Nanostructures, stretchable silicon, plasmonics and photonic crystals are just some of the solar topics explored in Peter Peumans lab.

Professor Peter Peumans of Stanford University spoke on Wednesday evening at the SVPVS (Silicon Valley Photovoltaic Society) on approaches to lowering the cost of solar energy conversion.



Peumans is an Assistant Professor of Electrical Engineering at Stanford and Deputy Director of the Center for Advanced Molecular Photovoltaics (CAMP). He is an expert in solar cell modeling and characterization and has developed several organic solar cell device architectures.

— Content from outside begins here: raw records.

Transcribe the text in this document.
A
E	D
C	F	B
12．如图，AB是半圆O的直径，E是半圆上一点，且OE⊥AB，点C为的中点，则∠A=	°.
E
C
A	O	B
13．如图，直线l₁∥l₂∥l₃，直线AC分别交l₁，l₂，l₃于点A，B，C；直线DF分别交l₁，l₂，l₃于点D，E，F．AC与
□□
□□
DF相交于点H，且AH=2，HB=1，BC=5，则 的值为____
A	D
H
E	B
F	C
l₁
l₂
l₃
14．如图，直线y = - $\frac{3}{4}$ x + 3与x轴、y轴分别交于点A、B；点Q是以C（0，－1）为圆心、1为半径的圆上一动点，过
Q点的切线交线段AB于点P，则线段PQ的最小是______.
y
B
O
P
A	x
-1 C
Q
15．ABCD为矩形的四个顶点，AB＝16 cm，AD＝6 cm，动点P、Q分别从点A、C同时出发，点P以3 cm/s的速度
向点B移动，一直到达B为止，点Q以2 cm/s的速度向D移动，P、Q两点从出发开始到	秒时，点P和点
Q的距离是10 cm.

The professor has great intentions and is motivated by what he sees as clear evidence of anthropogenic global warming.  He cited the beautiful statistical graphics of Hans Rosling and the direct relations of energy usage and quality of life, the evidence of global warming in E.J. Brook's "Tiny Bubbles Tell All", and the book Sustainable Energy without the Hot Air.



Peumans concluded, "We have the moral imperative to come up with a fuel source that is clean and low cost," and that is why he and his students, "look at crazy ideas," in order to substantially lower the cost of solar energy.



Some of his solar research projects explore:



One of his research areas has drawn funding from venture investors.  Peumans is the co-founder and Chief Scientific Advisor of NetCrystal, a startup using the stretchable silicon developed by Peumans’ group at Stanford. Bala Padmakumar is the CEO of NetCrystal, which is funded by Wellington Partners, Siemens, and X-Seed.



NetCrystal's MEMS-style solar technology lets photovoltaic silicon stretch and expand to cover large areas. THe CEO has claimed that the device's efficiency will rival and exceed that of the mighty SunPower (~20%) while beating the price claims of the thin-film start-up Nanosolar ($.99/watt).

Interconnected nodes of PV silicon surrounded by coiled silicon are fabricated in a relatively standard DRIE process upon a flexible polymer substrate. The substrate is then mechanically stretched to expand many times resulting in distributed PV "islands" which are already connected by the now uncoiled silicon - ostensibly eliminating the wafer to wafer interconnection now performed on panels using wafered silicon.  The spaced silicon islands are assembled in an 8X micro-concentrator arrangement using compression-molded non-imaging, non-tracking optics.



According to an SBIR document: "The stretchable silicon process can achieve accurate placement and electrical wiring of thousands of miniature solar cells in one parallel and potentially low-cost step."   



Peumans claims that the finished product is "potentially 20% efficient at $0.50 to $0.70 per Watt"  He concluded his talk on this beautiful but dubiously commercializable science with a rousing "We have not seen anything yet that shows it won't work," and "I'd like to think it's going to work."